Jewel’s Treatises contain nothing groundbreaking to those who know the Protestant tradition. But there is a clarity within the subject matter that makes these treatises worth introducing to any Protestant seeking to be schooled in or reminded of the tradition’s foundations. Anglicans are not alone in their emphasis on Word and Sacrament, yet are terrible students of their own history. To this end, the staunch evangelical Anglican and the staunch Anglo-Catholic would find themselves equally chastened by this distinctly Anglican approach to the subject matter. Jewel’s comprehensive use of the scriptural and patristic witness condemns those of us in a rootless, distracted age who struggle to be students of anything. We are adrift and untethered, fabricating history, ecclesiology, and theology seemingly on the fly. If we are to renew our foundations, to see through the veil of darkness and be led into the truth, we must return to the Scriptures, and do so in a manner guided by the wisdom of our fathers in the faith. Jewel’s Treatises then, are an exemplary guide for all of us currently adrift on the tides of our historical situation.

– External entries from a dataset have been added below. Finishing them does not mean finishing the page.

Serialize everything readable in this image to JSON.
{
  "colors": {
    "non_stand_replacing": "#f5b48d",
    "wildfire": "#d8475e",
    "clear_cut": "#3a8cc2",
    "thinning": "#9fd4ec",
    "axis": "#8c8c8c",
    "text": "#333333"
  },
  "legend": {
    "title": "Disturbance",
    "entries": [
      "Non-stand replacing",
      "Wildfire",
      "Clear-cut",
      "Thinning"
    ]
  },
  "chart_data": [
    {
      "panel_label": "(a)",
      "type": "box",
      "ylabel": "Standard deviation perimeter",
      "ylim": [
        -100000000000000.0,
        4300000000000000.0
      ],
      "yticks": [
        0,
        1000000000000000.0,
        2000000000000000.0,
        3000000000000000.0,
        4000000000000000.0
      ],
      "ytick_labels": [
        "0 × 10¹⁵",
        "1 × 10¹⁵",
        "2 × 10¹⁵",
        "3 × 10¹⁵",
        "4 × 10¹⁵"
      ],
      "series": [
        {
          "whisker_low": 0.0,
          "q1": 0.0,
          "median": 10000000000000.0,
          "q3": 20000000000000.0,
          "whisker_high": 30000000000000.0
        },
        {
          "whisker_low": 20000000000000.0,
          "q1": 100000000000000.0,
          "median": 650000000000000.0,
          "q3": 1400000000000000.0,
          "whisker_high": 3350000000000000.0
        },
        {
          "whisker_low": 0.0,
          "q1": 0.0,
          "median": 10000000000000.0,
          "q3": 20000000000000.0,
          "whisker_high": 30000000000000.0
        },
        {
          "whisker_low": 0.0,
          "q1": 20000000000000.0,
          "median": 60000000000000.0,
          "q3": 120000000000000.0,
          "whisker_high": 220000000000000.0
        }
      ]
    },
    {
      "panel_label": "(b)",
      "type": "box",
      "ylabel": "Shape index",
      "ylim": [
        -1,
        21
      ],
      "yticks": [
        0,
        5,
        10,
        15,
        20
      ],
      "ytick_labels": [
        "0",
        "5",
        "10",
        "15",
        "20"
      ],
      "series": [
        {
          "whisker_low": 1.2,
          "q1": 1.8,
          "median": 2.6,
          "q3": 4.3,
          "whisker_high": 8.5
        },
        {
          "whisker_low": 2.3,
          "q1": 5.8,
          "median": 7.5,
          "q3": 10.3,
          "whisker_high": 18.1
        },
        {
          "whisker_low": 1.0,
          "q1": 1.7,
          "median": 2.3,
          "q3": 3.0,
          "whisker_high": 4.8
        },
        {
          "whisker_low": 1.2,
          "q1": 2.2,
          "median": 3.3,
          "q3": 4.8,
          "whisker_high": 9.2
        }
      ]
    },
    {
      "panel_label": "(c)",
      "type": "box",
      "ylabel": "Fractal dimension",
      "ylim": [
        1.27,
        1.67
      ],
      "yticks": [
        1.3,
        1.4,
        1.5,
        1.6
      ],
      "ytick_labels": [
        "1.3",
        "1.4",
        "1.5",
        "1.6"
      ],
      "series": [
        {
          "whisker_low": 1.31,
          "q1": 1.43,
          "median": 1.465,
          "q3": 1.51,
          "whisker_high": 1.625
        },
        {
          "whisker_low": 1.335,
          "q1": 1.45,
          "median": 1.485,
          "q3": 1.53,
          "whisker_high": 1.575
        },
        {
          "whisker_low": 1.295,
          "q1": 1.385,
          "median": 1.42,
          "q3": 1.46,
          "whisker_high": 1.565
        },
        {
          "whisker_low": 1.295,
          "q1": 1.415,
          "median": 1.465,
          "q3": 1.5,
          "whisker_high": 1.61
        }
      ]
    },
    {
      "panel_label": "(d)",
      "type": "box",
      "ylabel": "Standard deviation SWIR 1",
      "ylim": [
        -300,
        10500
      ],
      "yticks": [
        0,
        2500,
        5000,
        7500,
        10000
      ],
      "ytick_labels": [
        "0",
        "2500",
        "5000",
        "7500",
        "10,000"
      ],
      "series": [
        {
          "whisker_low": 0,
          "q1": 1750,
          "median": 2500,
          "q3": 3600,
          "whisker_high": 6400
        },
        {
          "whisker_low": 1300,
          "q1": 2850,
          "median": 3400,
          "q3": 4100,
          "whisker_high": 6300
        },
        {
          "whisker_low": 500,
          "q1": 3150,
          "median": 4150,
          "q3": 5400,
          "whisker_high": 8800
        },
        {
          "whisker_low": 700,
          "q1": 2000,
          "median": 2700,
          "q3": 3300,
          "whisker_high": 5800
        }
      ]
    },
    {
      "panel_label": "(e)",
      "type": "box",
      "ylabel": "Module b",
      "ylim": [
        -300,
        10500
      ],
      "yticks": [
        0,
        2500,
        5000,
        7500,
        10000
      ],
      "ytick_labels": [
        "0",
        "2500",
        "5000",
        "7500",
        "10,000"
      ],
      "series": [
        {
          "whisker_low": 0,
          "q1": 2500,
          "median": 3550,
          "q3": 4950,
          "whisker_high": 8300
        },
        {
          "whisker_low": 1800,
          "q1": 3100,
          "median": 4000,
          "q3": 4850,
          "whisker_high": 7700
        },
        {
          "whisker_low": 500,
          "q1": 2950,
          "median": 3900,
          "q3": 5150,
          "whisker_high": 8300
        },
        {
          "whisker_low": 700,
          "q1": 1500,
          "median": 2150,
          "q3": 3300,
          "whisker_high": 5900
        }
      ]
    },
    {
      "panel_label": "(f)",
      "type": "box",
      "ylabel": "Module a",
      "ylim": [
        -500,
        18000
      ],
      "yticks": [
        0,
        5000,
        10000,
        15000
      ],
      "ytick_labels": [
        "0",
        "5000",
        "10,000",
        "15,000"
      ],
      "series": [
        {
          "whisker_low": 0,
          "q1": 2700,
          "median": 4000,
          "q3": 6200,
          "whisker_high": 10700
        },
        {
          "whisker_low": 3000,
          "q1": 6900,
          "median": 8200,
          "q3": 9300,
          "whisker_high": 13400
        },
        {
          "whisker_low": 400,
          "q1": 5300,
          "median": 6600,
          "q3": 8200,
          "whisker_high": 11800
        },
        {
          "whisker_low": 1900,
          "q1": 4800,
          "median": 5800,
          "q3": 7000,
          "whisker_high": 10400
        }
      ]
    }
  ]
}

Rev. Gavin McAdam is a graduate of Wycliffe College Toronto, and a priest in the Episcopal Diocese of Dallas where he serves as curate of St. Mark’s in Irving, Tx.


  1. I take great pains to make this point because there is a stream of thought predominant in some contemporary Anglican circles which seeks to hold up the 16th-17th centuries as constitutive of Anglican identity writ large. That this is not the case historically or currently should be evident in the near complete obscurity of figures like John Jewel. This is not enough to disregard someone like Jewel and there are reasons to read him, yet we are afflicted in this age with a sort of nostalgia which has trouble reckoning with the nuances of history. Also, I utilize ‘reformations’ as plural here as history demonstrates that to speak of a ‘reformation’ inadequately conveys the complexities within these events.

  2. For the sake of this article and my own ecumenical sensibilities, the word Anglican/Anglicanism here will be inclusive of those who are in historic ties of communion with the See of Canterbury as well as those who have gathered under newer alternative forms of communion. This is not a play at partisanship, but an attempt to place boundaries on the use of language.